La oración es una relación personal con el Dios vivo. Los Padres de la Iglesia enseñaban que la oración debe impregnar toda la vida hasta convertirla en oración, como sucedía con la vida de Jesús. De este modo, la vida del cristiano debería ser una “oración continua”, observa Benedicto XVI en su libro sobre Jesús de Nazaret (I). Para eso son necesarias las oraciones concretas, que se expresan con palabras, imágenes y pensamientos; y que han de brotar espontáneamente del corazón ante las penas y las alegrías. Al mismo tiempo, la oración se realiza en unión con los cristianos y los santos que nos han precedido.

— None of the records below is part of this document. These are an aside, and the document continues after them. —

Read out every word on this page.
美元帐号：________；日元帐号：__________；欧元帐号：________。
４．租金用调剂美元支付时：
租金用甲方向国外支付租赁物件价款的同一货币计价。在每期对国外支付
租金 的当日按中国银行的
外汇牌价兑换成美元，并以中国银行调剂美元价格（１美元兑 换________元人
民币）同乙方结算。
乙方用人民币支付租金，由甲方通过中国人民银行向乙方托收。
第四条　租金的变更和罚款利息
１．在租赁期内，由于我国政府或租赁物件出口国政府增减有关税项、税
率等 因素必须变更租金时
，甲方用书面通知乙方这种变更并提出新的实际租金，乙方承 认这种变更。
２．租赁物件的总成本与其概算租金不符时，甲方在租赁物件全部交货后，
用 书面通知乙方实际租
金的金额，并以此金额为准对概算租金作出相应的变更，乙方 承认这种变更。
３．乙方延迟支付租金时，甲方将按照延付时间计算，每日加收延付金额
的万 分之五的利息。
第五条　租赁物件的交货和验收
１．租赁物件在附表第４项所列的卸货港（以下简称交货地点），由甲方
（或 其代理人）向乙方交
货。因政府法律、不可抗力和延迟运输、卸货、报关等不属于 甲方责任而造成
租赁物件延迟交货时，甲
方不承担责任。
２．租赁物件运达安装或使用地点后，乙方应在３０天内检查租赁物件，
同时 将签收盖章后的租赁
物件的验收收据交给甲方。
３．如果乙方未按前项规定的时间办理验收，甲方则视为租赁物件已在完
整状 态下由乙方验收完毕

Aunque el cristiano no sepa cómo rezar, el Espíritu Santo actúa en su oración, la une a la oración de Jesús y la hace eficaz en el Cuerpo de Cristo. Así nos va enseñando a pedir el mejor de los dones: el amor que impregna la vida íntima de Dios. Por eso Juan Pablo II rechazaba como no auténtica una oración que se apartase del compromiso cotidiano —el servicio a los demás— y la preocupación por los más pobres y necesitados.
La oración privada y la oración de la Iglesia
Nada puede sustituir la “oración personal”. Y a la vez, porque la oración no es de ningún modo un acto de individualismo, debe ser guiada e iluminada continuamente por las principales oraciones cristianas —el Padrenuestro, el Ave María— y la oración litúrgica, oración pública de la Iglesia.

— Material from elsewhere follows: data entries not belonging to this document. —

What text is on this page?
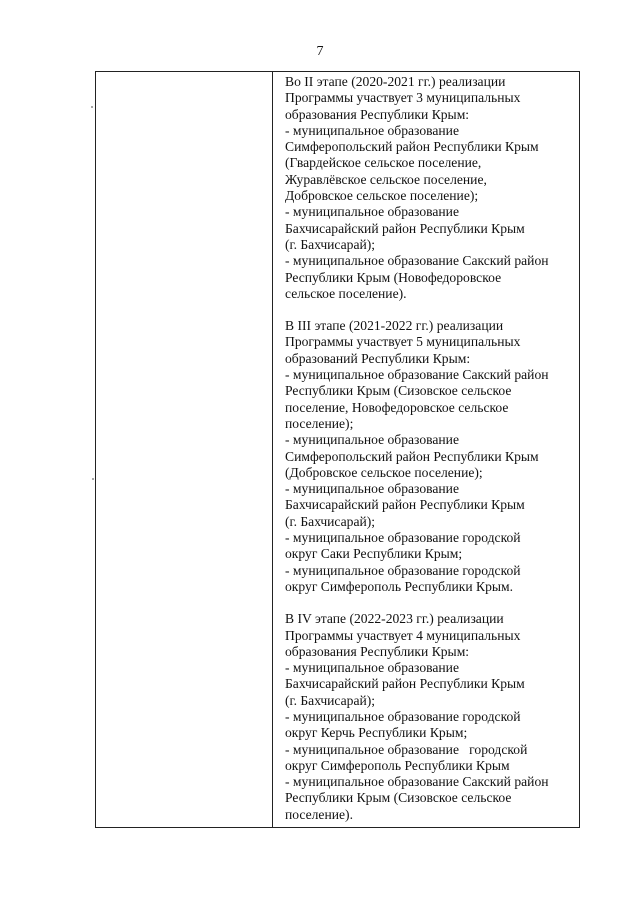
7

Во II этапе (2020-2021 гг.) реализации

Программы участвует 3 муниципальных

образования Республики Крым:

- муниципальное образование

Симферопольский район Республики Крым

(Гвардейское сельское поселение,

Журавлёвское сельское поселение,

Добровское сельское поселение);

- муниципальное образование

Бахчисарайский район Республики Крым

(г. Бахчисарай);

- муниципальное образование Сакский район

Республики Крым (Новофедоровское

сельское поселение).

В III этапе (2021-2022 гг.) реализации

Программы участвует 5 муниципальных

образований Республики Крым:

- муниципальное образование Сакский район

Республики Крым (Сизовское сельское

поселение, Новофедоровское сельское

поселение);

- муниципальное образование

Симферопольский район Республики Крым

(Добровское сельское поселение);

- муниципальное образование

Бахчисарайский район Республики Крым

(г. Бахчисарай);

- муниципальное образование городской

округ Саки Республики Крым;

- муниципальное образование городской

округ Симферополь Республики Крым.

В IV этапе (2022-2023 гг.) реализации

Программы участвует 4 муниципальных

образования Республики Крым:

- муниципальное образование

Бахчисарайский район Республики Крым

(г. Бахчисарай);

- муниципальное образование городской

округ Керчь Республики Крым;

- муниципальное образование   городской

округ Симферополь Республики Крым

- муниципальное образование Сакский район

Республики Крым (Сизовское сельское

поселение).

La oración cristiana es aprendizaje, interpretación y explicación de la esperanza; por eso, “aprender a rezar es aprender a esperar y por lo tanto es aprender a vivir”, escribía Joseph Ratzinger hace años. En la oración, como se ve sobre todo en el Padrenuestro, los anhelos se convierten en invocaciones y en esperanza. Y añadía: “Todas nuestras angustias son, en último término, miedo por le pérdida del amor y por la soledad total que le sigue”.
La oración es escuela de la gran esperanza que asume las esperanzas humanas. La oración auténtica lleva a actuar para que todas las personas y el mundo mismo puedan participar de la comunión con Dios. Toda justicia verdadera comienza por la oración: “La justicia comienza de rodillas” (Dorothy Day). Y Benedicto XVI en su tercera encíclica: “El desarrollo necesita cristianos con los brazos levantados hacia Dios en oración”, cristianos conscientes de que el amor lleno de verdad, no es ante todo el resultado de nuestro esfuerzo, sino un don.
En ese diálogo con Dios que es la oración —concluye la Spe salvi—, “se realizan en nosotros las purificaciones, a través de las cuales llegamos a ser capaces de Dios e idóneos para servir a los hombres. Así nos hacemos capaces de la gran esperanza y nos convertimos en ministros de la esperanza para los demás”.